You’ll be helping to inform the best treatment for a patient based on their unique genetic make-up.

Training and qualifications required

For the NHS Scientist Training Programme (STP) you’ll need a 1st or 2.1 either in an undergraduate honours degree or an integrated master’s degree in a pure or applied science subject relevant to the specialism for which you are applying. If you have a relevant 2.2 honours degree, you will also be considered if you have a higher degree in a subject relevant to the specialism for which you are applying. Evidence of research experience is considered desirable. If you're a registered and experiences clinical scientist, you may be able to apply for Higher Specialist Scientist Training (HSST).
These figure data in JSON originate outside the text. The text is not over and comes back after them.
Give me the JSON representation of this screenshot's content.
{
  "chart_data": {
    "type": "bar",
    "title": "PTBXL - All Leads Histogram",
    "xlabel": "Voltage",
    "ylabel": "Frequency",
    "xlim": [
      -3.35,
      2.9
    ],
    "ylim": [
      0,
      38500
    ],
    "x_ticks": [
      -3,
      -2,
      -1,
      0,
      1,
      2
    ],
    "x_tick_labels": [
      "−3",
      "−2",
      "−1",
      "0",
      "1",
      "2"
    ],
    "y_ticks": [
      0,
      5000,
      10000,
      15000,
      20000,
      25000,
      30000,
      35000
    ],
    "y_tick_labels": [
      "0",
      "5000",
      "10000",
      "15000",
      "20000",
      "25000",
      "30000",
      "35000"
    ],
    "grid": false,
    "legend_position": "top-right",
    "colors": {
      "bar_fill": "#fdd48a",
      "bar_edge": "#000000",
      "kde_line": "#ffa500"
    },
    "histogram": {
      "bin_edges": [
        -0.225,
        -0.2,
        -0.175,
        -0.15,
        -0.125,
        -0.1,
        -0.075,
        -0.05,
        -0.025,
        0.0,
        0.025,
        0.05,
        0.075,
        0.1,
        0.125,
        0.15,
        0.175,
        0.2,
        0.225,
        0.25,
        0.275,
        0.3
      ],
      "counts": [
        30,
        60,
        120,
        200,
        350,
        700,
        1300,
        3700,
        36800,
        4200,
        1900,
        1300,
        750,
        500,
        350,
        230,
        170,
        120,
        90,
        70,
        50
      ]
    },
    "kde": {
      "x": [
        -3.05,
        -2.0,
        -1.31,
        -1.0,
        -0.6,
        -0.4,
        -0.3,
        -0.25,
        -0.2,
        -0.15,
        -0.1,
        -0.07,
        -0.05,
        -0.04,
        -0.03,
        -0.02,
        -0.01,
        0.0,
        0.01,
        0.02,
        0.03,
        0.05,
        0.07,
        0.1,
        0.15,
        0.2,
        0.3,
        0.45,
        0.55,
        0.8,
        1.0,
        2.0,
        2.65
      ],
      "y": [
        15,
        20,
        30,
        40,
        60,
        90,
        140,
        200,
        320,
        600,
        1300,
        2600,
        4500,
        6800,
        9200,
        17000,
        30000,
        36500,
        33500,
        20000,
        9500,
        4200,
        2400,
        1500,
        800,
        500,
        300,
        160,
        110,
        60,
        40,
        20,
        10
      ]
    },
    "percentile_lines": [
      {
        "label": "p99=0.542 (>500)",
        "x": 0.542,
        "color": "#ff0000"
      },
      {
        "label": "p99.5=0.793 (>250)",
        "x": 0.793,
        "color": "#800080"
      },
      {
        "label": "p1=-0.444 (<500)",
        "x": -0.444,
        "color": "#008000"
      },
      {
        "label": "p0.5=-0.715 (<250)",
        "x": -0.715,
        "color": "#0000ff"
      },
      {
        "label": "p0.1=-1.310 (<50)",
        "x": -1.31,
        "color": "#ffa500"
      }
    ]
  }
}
Expected working hours and salary range

NHS staff will usually work a standard 37.5 hours per week. They may work a shift pattern. Most jobs in the NHS are covered by the Agenda for Change (AfC) pay scales. Trainee clinical scientists train at band 6 level, and qualified clinical scientists are generally appointed at band 7. With experience and further qualifications, including Higher Specialist Scientist Training, you could apply for posts up to band 9. Terms and conditions of service can vary for employers outside the NHS

Desirable skills and values

Good verbal and written communication skills, an aptitude for science, an interest in physiology and medicine, confidence with technology and systems/processes, effective people skills, a willingness to take on a high level of responsibility and the ability to work in a team.

Prospects

With further training and/or experience, you may be able to develop your career further and apply for vacancies in areas such as further specialisation, management, research, or teaching.